Au cours de son engagement, le volontaire tchèque a été déployé dans plusieurs zones stratégiques. Il a combattu dans le nord, près de Soumy, où il utilisait des missiles Stinger contre les avions russes. Il a ensuite passé deux ans à Vuhledar, avant d’être transféré dans la forêt de Serebryan, un théâtre d’opérations où les équipements lourds peinaient à accéder et où les combats se déroulaient au corps à corps.

« Ma spécialité, c’est le combat de nuit, mais j’aide aussi parfois à former de nouveaux soldats », précise-t-il, décrivant des moments de danger extrême, comme lors d’une attaque de char à Vuhledar ou d’une erreur d’orientation qui l’a mené près des positions russes, échappant de justesse à un drone.

Malgré une blessure aux tendons d’Achille, contractée en ramenant deux camarades blessés sous le feu, il souligne l’importance de la solidarité, évoquant le dévouement des médecins, y compris un confrère tchèque, dans les hôpitaux de campagne.

Interrogé sur les prisonniers russes, il décrit une diversité de profils : certains se déclarent volontaires, d’autres ont été contraints à signer un contrat, comme ce berger sibérien originaire de Yakoutie. Il relate également des épisodes surprenants, tels qu’un soldat russe ayant révélé la position de son unité, menant à sa destruction par l’artillerie, ou encore un autre ayant traversé un champ de mines pour se rendre volontairement.
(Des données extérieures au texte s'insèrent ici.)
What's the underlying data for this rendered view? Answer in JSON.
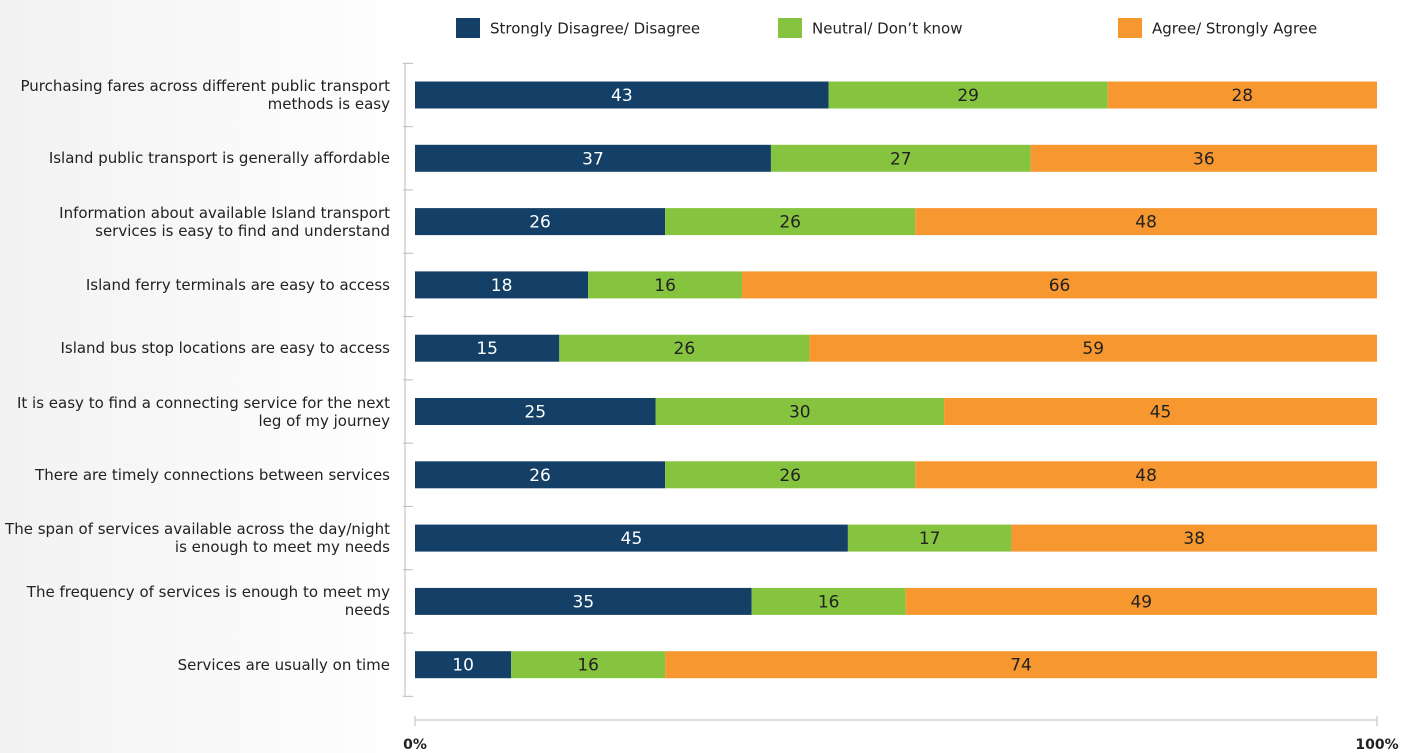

La guerre a radicalement changé avec l’omniprésence des drones. Ces appareils ont étendu la zone de contact entre les belligérants, la portant à dix, voire vingt kilomètres. « C’est un danger qui ne se voit pas et qui apparaît soudainement », explique le soldat, mentionnant les drones à fibre optique comme particulièrement redoutables, contre lesquels les défenses sont souvent inopérantes.

Face à cette menace, les troupes ukrainiennes ont adapté leurs tactiques, trouvant par exemple dans les fusils de chasse une efficacité surprenante contre certains drones. L’initiative tchèque en matière de munitions est perçue comme un soutien crucial :

« L’Initiative sur les munitions a débuté à une époque où nous étions vraiment mauvais avec les obus d’artillerie en particulier. À tel point que nous avions un quota pour n’en utiliser qu’un par jour. C’était l’un des soutiens les plus importants depuis le début de la guerre. Cela faisait une énorme différence de ne plus avoir à économiser autant de grenades. »

Il mentionne également la fiabilité des fusils tchèques Bren et la qualité des munitions de Sellier et Bellot, appréciées par les forces ukrainiennes.

Concernant l’économie russe, le volontaire estime que les sanctions, notamment celles visant Rosneft et Loukoïl, auront un impact significatif. Il souligne que le pétrole et le gaz constituent le principal pilier de l’économie russe, et que les répercussions de ces mesures se feront sentir à Moscou et Saint-Pétersbourg.